All my household devices are connected via Wi-Fi to the main router ( tp link c6 v2) while my laptop is connected via ethernet cable to the same router. I have no problems with this setup while my second router (tp link c6 v3, openwrt + wireguard) is turned off -> Most of the time I keep the openwrt router turned off, I only turn it on when I need to use the wireguard tunnel to access my home network from outside the household.
The problem is:
Whenever I turn on the second router for wireguard (everything is working flawlessly in this regard), my laptop that is connected to the first router via ethernet/Wi-Fi is losing connection from time to time ( about every 10 mins). It fixes itself if I unplug the ethernet cable for 5 seconds and replug it/ reconnecting to the wi-fi. This doesn't happen with my other household devices like phones or chromecast.
Ok, I removed these. I will test for a couple of days and tell you the result. I assumed that these settings needed to be there because I have a dynamic ip. The connection from my phone seems to work even with them removed from openwrt (the config file on my phone was not changed).
Yo, if the wireguard server receives a handshake from the client, and then the client reboots, if theres no rtc clock battery, it will have a different system time.
Wire guard is expecting the new handshake timestamp to be after the last sucessful handshake, if openwrt boots and uses the last modified file as its time, then its clock will be minutes, hours, days behind.
When a wireguard interface is restarted, theres no last handshake to compare against, so it accepts any timestamp.
Theres a wireguard watchdog script which will reset any peeers after a specified timeout, so theyre always ready to accept new handshake if disconnected for nore than, say 5 minutes
This could be why reconnecting the ethernet helps, because that also resets the wireguard peers.
While your statement about the requirement for accurate time is correct, it would not explain the OPs described issue where a computer (not connected to Wireguard) loses connectivity when the WG router is plugged into the main network.
Another question based on my setup is : if I enable the hardware offloading setting to try and get better speeds over wireguard - will this have an effect on my current setup? (should I leave them off - software/hardware or try to enable them?)
No, HW offloading will not affect your upstream network.

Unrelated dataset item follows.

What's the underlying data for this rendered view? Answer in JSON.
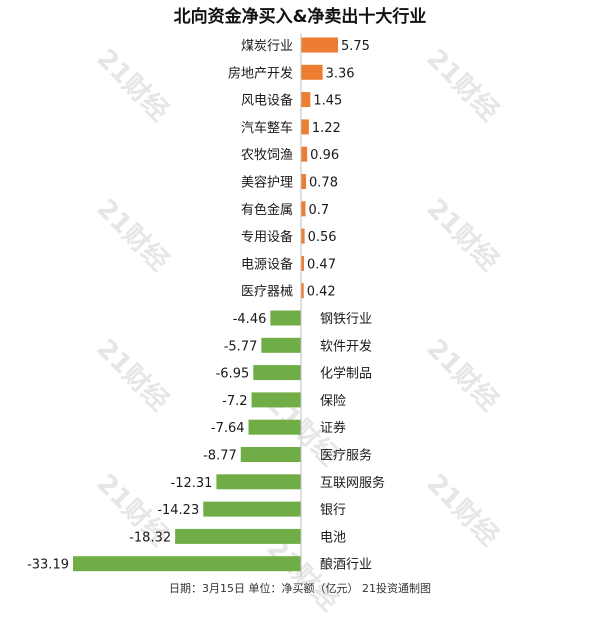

I don't know if it will help, hurt, or be neutral in terms of WG performance. You can try it -- it shouldn't cause any problems (other than potentially slower speeds if it does indeed degrade performance).
It seems that I'm still losing access to the internet from time to time ( about every 1-2 hours). I noticed that when doing heavy connection tasks like playing games via streaming on geforce now. The same fix works - removing the ethernet cable from my laptop and plugging it back in.

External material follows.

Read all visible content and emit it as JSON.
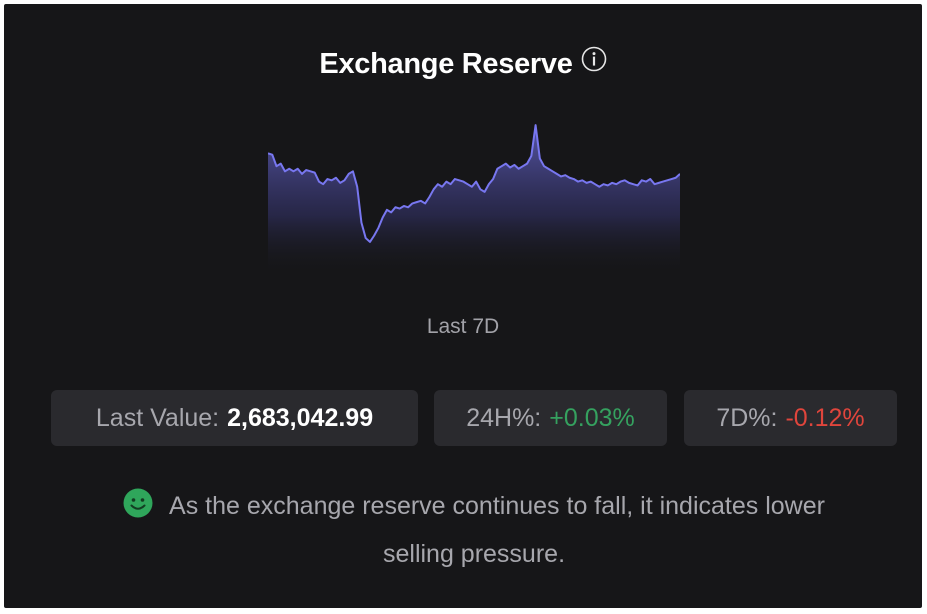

I cannot see any network based reason why the laptop would be affected by the presence of the WG router.
There is one possible scenario, though -- you could have a marginal power supply on the first router (the C6 v2) which could cause brownouts in the device which would have the potential to hang the ethernet port. This would be triggered by events that require more electrical power such as high-bandwidth downloads, but may only be tipped over the edge when there is an additional ethernet port in use with a reasonable amount of traffic flowing through it.
So... check your power adapter -- are you using a 12V DC @ 1.0A power adapter on that device (that's the spec from the website). Do you have another one available (12V @ 1A or greater)? You could try swapping the power supplies between the two Archer C6 devices.
Both power adapters are rated 12V @ 1A, I will try to swap them, maybe the one on the main router is faulty.
I thought the problem could be from the fact that on my WG clients setup I use the DNS address of my isp, the one that also the main router ( C6 v2) is using, instead of using a public one like Cloudflare (1.1.1.1). But this might have nothing to do with it?
The WG router is acting in the capacity of a lan client to your main router. The routed clients (i.e. WG peers) are masqueraded as a function of the lan firewall zone on the WG router. This means that the main router isn't aware of anything happening on the WG router except for general traffic that is in transit... in other words, all traffic simply goes to, or comes from 192.168.0.2 -- it doesn't know anything more about the nature of that traffic or that there are WG peers that are routed through it.